Recent advances in computational modeling have led to translational efforts to bridge neuroscience and psychiatry by applying novel computational methods to characterize abnormalities in brain systems that underlie psychiatric diseases, including depression. Such work could potentially help identify, categorize, and predict dimensional processes in depression [1], as well as understand how rapid-acting antidepressants modulate brain disease-state networks [2]. Progress in this field has led to recent attempts to use computational methods to characterize ketamine’s antidepressant effects in depression [3, 4]. Ketamine is a noncompetitive N-methyl-D-aspartate receptor (NMDAR) antagonist that is thought to exert its antidepressant effects through glutamatergic throughput via α-amino-3-hydroxy-5-methyl-4-isoxazolepropionic acid receptors (AMPARs) [5]. Studies using dynamic causal modeling (DCM)—an approach that fits a biologically plausible model of neural dynamics to measured electrophysiological signals—have measured delayed (within 9 h of drug administration) changes in estimates of receptor-mediated and regional drive following antidepressant-level ketamine doses. Sets of coupled differential equations govern DCM dynamics, and model inversion—the fitting of parameterized mean-field neuronal models to data features—results in parameter estimates that govern unobservable neuronal states such as the decay times of specific receptor types and receptor-mediated connectivity between cell populations.

Recent work from our laboratory used a somatosensory stimulation task in tandem with magnetoencephalography to measure parameter changes in NMDAR and AMPAR drive between primary somatosensory cortex and frontal cortex in unmedicated individuals with treatment-resistant depression 6–9 h post ketamine and post saline placebo. During somatosensory stimulation, amplified top-down NMDAR drive was observed between frontal cortex and primary somatosensory cortex post ketamine [3]. This unexpected result has been attributed to upregulation and drug sensitization effects. Critically, in terms of antidepressant response, reduced NMDAR and AMPAR drive were both associated with better antidepressant response immediately, though only changes in AMPAR drive were associated with longer-term changes in antidepressant response 2 weeks post ketamine [3]. This second finding is in keeping with animal studies demonstrating long-term adaptation involving AMPAR upregulation [5].

Additional work assessing delayed effects (three to four hours post-ketamine) used electroencephalography and a visual grating task to measure changes in long-term potentiation. Ketamine broadly amplified bottom-up drive between middle occipital gyrus and both inferior temporal cortex and superior parietal cortex, while asymmetrically attenuating and amplifying top-down drive between these same regions [4]. The biologically plausible model selected for this analysis did not include parameters modeling receptor-mediated effects, nor did it directly measure associations between modeled parameter estimates and antidepressant response.

Taken together, the evidence suggests that recent advances in modeling offer promise for uncovering how ketamine alters receptor-mediated connectivity between cell populations and even decay times of specific receptor types. However, considerable research is still needed to further develop and validate biophysical models of network dynamics. For example, models which parameterize local changes in excitation–inhibition could enhance translational efforts linking preclinical and human studies by measuring in silico associations between pyramidal cell disinhibition and antidepressant response, a potential biomarker of antidepressant efficacy [6]. Such knowledge could ultimately help develop next-generation, rapid-acting antidepressants by providing a more complete, mechanistic understanding of ketamine’s antidepressant effects.

Funding and disclosures

Funding for this work was supported by the Intramural Research Program at the National Institute of Mental Health, National Institutes of Health (IRP-NIMH-NIH; ZIAMH002857), by a NARSAD Independent Investigator Award to CAZ, and by a Brain and Behavior Mood Disorders Research Award to CAZ. These organizations had no further role in study design; in the collection, analysis, or interpretation of data; in the writing of the report; or in the decision to submit the paper for publication.

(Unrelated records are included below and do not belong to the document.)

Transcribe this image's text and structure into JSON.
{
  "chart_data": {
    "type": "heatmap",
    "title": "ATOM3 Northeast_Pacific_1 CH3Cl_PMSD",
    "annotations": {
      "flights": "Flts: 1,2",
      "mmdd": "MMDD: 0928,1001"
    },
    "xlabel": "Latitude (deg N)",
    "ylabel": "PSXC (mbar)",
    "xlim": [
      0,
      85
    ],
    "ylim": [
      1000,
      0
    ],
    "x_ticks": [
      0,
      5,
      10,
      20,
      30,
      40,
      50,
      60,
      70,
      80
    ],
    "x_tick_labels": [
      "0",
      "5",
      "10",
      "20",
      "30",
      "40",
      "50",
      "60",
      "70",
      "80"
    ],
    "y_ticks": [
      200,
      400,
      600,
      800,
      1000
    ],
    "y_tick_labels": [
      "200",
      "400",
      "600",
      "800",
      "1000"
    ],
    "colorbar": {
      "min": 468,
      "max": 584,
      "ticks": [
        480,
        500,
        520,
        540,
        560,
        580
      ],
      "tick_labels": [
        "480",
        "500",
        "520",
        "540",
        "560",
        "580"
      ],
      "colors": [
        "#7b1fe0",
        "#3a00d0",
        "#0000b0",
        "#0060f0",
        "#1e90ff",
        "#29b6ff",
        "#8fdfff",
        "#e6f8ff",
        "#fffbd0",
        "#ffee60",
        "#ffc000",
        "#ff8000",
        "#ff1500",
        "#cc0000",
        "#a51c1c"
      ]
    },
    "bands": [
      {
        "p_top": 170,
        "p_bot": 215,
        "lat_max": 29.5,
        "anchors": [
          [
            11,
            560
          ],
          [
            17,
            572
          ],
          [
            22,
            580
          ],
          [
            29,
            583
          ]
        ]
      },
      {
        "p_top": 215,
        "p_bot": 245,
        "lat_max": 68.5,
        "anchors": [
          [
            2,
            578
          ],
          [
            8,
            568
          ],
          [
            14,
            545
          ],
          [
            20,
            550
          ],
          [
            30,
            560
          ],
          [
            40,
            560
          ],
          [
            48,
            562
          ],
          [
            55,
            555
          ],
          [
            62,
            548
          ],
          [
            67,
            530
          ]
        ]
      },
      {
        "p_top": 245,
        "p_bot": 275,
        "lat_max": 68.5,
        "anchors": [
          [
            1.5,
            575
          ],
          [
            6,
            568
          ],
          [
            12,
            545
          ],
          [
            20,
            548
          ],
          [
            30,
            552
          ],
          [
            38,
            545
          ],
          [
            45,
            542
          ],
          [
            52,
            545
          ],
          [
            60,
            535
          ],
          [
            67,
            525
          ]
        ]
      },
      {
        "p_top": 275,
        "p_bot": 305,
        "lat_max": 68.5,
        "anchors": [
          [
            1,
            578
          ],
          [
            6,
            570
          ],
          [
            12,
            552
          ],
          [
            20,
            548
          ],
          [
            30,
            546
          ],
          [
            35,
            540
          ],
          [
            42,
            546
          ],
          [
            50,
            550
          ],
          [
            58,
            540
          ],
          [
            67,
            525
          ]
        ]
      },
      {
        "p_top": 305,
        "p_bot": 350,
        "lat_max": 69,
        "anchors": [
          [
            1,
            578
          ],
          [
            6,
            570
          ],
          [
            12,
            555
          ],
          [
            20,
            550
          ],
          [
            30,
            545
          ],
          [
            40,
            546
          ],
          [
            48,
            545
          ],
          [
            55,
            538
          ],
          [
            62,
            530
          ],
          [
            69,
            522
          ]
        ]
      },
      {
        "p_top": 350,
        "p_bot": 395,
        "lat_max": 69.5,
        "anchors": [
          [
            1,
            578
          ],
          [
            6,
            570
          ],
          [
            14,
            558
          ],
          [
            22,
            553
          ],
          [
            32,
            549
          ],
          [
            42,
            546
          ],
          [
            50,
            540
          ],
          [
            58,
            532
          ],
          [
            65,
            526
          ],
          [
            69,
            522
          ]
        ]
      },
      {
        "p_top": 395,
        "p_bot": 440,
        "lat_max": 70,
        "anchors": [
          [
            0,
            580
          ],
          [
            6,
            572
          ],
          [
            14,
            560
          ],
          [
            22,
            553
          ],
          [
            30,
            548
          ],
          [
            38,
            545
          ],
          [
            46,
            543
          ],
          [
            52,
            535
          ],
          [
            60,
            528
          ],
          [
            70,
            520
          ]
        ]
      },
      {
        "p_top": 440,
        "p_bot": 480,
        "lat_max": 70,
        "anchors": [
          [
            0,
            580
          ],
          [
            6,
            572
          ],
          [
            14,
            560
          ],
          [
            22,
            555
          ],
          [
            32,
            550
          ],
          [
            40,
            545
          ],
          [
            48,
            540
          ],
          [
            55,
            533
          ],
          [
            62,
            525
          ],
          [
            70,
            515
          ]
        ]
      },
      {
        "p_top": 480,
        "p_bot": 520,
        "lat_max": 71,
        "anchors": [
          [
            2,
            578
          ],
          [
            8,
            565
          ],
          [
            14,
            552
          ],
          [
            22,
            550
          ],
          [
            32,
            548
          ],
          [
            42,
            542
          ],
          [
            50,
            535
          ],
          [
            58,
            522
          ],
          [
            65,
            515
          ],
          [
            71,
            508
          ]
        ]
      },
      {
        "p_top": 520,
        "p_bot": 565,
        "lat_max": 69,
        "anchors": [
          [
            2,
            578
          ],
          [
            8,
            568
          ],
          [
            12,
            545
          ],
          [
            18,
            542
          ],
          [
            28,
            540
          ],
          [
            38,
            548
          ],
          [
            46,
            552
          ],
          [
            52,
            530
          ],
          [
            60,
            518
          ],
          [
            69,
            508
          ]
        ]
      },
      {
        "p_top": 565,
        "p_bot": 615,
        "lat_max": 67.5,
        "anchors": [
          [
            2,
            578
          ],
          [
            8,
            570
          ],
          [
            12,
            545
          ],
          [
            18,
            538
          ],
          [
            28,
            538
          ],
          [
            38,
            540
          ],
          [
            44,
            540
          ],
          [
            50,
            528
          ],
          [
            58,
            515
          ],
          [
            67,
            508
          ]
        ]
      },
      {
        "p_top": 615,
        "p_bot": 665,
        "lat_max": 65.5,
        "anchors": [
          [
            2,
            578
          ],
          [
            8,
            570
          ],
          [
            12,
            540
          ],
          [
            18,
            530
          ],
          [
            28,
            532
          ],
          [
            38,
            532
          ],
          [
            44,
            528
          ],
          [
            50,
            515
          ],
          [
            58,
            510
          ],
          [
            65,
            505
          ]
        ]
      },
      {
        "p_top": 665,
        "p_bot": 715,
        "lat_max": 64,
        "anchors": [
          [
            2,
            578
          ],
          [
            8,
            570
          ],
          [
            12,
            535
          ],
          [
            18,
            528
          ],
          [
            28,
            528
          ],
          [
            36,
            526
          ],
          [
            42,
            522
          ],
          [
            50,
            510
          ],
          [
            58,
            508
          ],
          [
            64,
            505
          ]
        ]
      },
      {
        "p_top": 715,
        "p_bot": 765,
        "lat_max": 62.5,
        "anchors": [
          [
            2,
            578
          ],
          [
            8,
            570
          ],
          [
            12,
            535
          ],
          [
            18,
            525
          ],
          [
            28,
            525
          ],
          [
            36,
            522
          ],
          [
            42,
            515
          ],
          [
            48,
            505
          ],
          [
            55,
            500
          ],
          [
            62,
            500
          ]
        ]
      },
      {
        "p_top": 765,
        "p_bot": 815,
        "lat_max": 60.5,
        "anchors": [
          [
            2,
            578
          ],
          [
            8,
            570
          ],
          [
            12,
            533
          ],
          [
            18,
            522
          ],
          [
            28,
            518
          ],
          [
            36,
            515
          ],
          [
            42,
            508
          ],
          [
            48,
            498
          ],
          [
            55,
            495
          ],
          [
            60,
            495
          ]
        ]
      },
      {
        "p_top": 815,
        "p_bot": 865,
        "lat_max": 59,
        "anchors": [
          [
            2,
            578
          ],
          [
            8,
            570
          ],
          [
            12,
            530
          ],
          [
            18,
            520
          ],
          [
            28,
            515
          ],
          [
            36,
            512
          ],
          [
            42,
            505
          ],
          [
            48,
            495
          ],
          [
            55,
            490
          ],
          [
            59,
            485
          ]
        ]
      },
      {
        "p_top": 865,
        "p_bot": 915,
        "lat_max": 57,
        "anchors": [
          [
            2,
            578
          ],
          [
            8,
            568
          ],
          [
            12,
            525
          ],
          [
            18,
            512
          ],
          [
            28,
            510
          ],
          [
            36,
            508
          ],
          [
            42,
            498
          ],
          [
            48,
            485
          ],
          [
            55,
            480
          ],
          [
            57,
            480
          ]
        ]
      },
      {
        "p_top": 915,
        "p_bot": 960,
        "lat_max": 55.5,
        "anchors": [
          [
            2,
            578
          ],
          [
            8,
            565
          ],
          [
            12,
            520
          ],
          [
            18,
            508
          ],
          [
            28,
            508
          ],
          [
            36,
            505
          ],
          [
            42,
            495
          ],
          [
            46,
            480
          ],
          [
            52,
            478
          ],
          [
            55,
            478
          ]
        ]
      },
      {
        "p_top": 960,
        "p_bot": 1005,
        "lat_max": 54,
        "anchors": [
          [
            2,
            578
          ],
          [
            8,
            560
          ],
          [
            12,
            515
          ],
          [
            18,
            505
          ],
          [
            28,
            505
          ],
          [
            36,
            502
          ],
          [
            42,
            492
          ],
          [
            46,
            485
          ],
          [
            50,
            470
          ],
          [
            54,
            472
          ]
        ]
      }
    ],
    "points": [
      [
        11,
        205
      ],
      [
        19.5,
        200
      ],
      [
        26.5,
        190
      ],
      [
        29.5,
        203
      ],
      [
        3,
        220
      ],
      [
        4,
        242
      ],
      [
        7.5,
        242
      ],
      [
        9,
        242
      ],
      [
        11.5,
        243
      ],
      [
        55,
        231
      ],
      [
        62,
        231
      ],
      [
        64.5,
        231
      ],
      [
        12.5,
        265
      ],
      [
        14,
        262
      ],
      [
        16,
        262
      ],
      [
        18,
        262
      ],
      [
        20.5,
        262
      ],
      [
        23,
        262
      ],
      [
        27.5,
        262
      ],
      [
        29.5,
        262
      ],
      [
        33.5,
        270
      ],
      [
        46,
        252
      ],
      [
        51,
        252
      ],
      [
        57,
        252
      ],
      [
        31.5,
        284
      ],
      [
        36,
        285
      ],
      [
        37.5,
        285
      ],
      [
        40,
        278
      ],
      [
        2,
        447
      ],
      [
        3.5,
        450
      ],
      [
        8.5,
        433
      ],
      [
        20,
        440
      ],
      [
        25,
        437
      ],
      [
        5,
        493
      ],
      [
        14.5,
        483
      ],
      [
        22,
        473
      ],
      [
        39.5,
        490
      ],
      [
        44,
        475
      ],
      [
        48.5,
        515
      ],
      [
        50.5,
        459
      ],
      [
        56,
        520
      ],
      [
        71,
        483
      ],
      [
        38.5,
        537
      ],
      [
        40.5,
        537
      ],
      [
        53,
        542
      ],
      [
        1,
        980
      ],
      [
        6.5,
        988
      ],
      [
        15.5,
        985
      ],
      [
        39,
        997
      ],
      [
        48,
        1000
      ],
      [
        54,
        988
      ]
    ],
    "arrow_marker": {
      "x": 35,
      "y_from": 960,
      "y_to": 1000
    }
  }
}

CAZ is listed as a co-inventor on a patent for the use of ketamine in major depression and suicidal ideation; as a co-inventor on a patent for the use of (2R,6R)-hydroxynorketamine, (S)-dehydronorketamine, and other stereoisomeric dehydro and hydroxylated metabolites of (R,S)-ketamine metabolites in the treatment of depression and neuropathic pain; and as a co-inventor on a patent application for the use of (2R,6R)-hydroxynorketamine and (2S,6S)-hydroxynorketamine in the treatment of depression, anxiety, anhedonia, suicidal ideation, and post-traumatic stress disorders. He has assigned his patent rights to the US government but will share a percentage of any royalties that may be received by the government. JRG has no conflict of interest to disclose, financial or otherwise.